Bonjour Kader, Je suis depuis longtemps un de vos plus fidèles lecteurs mais reste silencieux sans être circonspect, bien au contraire, admiratif pour la pertinence de vos analyses. Je ne suis pas sûr pour autant de partager votre point de vue sur tous les sujets que vous abordez, car à vrai dire, vous me surprenez souvent, sans jamais me choquer, par votre façon de prendre à contre-pied les médias. J’apprécie particulièrement votre dossier Syrie qui offre de nouveaux éclairages et ont le mérite de ne pas nous faire bêler avec tous les “mutins” de Panurge. Cette référence à Philippe Muray n’est pas anodine car je suis sûr que vous aimerez le redécouvrir dans sa lutte contre “l’Empire du Bien”.

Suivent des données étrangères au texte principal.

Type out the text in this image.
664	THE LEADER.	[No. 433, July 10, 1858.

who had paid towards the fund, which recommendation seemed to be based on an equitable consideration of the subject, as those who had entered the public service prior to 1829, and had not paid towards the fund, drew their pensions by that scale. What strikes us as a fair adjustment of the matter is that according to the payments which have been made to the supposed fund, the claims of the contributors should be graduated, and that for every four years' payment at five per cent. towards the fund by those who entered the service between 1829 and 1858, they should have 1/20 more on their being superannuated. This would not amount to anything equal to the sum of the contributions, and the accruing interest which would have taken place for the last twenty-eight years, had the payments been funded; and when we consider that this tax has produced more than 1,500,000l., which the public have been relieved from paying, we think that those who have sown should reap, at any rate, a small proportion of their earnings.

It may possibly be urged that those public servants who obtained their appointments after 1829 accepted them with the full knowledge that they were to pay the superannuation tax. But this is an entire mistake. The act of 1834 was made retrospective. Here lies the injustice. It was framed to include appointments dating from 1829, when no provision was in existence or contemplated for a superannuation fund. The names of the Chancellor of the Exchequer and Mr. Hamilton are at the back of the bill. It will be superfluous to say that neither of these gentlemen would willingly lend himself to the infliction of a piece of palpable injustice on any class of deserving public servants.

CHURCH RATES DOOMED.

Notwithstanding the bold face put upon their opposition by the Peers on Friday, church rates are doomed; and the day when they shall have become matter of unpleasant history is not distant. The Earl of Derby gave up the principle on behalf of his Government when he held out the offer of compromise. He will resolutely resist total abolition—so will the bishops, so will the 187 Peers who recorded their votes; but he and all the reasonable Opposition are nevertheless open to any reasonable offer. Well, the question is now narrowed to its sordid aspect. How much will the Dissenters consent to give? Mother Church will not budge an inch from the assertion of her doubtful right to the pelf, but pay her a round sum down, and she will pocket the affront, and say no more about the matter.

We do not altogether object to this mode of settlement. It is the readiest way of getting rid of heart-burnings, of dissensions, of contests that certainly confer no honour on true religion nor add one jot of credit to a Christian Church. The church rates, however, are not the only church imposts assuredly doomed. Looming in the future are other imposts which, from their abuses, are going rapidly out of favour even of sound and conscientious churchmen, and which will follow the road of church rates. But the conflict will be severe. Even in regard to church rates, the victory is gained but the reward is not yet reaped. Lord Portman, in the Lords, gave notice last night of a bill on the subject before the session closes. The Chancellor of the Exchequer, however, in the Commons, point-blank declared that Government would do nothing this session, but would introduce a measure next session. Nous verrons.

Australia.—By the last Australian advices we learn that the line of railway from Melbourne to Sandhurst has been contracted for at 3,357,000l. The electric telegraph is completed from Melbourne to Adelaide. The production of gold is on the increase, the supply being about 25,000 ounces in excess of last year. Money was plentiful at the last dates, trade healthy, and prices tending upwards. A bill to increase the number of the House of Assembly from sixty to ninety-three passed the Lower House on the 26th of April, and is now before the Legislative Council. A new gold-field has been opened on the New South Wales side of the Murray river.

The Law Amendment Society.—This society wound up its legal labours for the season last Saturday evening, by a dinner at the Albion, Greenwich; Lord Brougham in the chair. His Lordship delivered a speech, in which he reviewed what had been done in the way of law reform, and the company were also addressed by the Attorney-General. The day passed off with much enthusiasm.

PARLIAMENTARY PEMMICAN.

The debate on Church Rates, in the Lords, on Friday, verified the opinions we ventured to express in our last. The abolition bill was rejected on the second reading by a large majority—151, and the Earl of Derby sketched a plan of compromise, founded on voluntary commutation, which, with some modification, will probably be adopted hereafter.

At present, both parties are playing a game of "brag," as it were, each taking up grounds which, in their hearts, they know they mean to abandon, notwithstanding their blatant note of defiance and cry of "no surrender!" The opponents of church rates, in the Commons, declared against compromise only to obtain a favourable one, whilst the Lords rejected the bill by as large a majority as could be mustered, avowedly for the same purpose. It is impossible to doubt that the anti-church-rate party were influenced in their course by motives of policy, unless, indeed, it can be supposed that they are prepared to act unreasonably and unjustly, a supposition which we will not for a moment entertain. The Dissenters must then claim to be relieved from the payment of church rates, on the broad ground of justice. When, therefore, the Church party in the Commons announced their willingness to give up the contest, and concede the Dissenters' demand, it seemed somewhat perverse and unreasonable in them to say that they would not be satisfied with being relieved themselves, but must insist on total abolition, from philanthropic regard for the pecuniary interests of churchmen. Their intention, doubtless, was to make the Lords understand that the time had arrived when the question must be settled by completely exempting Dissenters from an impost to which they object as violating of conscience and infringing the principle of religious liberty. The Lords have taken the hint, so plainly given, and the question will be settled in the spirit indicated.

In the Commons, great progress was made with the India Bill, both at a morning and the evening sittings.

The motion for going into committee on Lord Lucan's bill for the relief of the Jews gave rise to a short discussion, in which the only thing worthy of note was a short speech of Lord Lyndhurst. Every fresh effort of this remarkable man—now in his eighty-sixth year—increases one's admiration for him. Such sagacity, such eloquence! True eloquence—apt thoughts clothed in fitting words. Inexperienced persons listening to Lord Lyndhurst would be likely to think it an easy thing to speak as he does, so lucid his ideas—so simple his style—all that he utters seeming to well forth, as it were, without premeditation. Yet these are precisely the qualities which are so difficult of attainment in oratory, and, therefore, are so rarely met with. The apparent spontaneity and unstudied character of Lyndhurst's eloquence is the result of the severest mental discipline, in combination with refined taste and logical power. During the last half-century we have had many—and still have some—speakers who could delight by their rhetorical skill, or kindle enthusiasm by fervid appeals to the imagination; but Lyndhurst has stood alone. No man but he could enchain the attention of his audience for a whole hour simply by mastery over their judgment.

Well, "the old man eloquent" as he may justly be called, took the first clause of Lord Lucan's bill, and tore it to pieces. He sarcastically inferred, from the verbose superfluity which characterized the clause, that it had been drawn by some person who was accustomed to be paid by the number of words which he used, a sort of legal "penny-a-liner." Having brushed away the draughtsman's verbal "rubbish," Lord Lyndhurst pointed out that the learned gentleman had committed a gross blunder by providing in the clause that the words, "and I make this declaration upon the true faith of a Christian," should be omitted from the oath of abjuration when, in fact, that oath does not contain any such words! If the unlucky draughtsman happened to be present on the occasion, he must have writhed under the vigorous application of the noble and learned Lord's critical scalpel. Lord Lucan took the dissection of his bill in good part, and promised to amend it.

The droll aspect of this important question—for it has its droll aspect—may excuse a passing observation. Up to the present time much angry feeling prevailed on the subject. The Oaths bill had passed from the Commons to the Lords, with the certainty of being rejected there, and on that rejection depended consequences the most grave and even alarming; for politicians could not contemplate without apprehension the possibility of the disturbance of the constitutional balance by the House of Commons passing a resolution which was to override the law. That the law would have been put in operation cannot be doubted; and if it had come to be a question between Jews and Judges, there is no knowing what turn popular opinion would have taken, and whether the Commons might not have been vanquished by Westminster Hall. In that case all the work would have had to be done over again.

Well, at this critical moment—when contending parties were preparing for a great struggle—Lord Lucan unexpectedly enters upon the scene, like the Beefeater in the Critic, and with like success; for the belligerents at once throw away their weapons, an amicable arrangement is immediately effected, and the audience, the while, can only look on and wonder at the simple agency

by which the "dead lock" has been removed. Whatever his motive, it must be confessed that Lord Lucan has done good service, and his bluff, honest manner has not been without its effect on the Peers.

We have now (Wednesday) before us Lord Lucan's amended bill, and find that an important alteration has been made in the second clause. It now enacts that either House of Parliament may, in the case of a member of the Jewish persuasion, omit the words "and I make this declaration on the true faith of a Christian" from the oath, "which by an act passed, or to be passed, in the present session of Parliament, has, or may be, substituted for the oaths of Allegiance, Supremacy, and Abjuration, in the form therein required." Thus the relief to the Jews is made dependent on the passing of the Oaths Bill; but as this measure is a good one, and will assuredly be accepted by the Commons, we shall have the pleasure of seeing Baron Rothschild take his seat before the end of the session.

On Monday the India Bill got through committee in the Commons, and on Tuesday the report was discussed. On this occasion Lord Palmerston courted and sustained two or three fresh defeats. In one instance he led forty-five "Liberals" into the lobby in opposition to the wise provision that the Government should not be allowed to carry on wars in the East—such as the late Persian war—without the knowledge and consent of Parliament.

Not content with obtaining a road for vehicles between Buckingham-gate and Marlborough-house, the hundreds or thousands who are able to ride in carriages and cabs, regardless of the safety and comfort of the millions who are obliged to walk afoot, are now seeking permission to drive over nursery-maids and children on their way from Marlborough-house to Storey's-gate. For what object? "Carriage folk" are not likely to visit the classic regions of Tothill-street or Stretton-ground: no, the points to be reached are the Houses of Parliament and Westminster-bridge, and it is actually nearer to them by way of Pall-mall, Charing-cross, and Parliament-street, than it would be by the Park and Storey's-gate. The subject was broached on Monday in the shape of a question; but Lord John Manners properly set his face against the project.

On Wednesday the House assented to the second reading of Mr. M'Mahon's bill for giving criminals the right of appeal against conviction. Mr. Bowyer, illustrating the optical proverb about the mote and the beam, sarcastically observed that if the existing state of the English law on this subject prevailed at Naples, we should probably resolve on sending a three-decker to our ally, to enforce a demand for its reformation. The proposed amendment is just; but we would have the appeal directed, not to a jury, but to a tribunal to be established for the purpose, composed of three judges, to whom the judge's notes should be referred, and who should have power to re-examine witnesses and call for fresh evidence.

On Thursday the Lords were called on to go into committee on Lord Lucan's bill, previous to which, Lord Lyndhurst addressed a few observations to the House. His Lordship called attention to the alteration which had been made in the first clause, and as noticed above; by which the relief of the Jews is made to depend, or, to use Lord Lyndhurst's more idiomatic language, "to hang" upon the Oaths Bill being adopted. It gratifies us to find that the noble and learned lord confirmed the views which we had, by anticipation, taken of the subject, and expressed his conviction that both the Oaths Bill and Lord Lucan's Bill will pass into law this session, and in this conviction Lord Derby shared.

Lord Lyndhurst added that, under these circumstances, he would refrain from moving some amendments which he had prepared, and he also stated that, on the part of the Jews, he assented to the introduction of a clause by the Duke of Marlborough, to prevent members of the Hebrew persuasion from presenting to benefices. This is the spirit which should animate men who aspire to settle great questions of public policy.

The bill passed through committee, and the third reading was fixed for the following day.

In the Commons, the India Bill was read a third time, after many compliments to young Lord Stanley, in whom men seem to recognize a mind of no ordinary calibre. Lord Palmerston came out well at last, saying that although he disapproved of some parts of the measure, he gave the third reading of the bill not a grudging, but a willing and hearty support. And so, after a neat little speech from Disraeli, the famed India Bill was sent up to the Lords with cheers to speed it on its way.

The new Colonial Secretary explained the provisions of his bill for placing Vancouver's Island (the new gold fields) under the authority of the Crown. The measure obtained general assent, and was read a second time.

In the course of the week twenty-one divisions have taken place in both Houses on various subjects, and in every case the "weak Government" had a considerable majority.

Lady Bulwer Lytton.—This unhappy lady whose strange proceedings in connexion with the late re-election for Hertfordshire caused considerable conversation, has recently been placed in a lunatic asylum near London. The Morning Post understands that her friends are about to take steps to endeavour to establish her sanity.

Dans “Chers Djihadistes” (2002), s’adressant aux assassins du World Trade Center, il leur dit qu’ils sont des éléphants arrivant dans un magasin de porcelaine dont les propriétaires ont déjà tout saccagé. C’est cru et cruel pour nous “pov’ cons” d’occidentaux mais tellement criant de vérité que l’on ferait bien de méditer… J’ai beaucoup aimé votre chapitre 4 du dossier Syrie et, restant sur ma faim avec ce chapitre 5, j’attends la suite avec impatience. Encore merci pour votre courage, votre persévérance et votre lucidité.
Merci pour ce commentaire élogieux. Deux choses : 1. que vous restiez sur votre faim après chaque épisode, voilà qui me fait plaisir ; 2. croyez-vous vraiment qu’il y ait eu des “djihadistes”, le 11 septembre 2001 ?
La référence aux djihadistes peut en effet nous paraître anachronique ou utopique à propos du 11 septembre, mais je pense que P. Muray voulait mettre l’accent sur la mise à mal et les dégâts déjà causés par les Américains (et Européens) à leur propre société (pour ne pas parler de civilisation). Il avait déjà disparu malheureusement en janvier 2015 (mort en 2006), mais il aurait pu nous expliquer pourquoi il est vainc de se prendre pour Charlie.
Encore une fois Merci Kader
Tes informations sont nécessaires car très pertinentes.
Merci Kader, j’attends avec impatience la suite!!!l’histoire de cette partie du monde avec un grand “H”.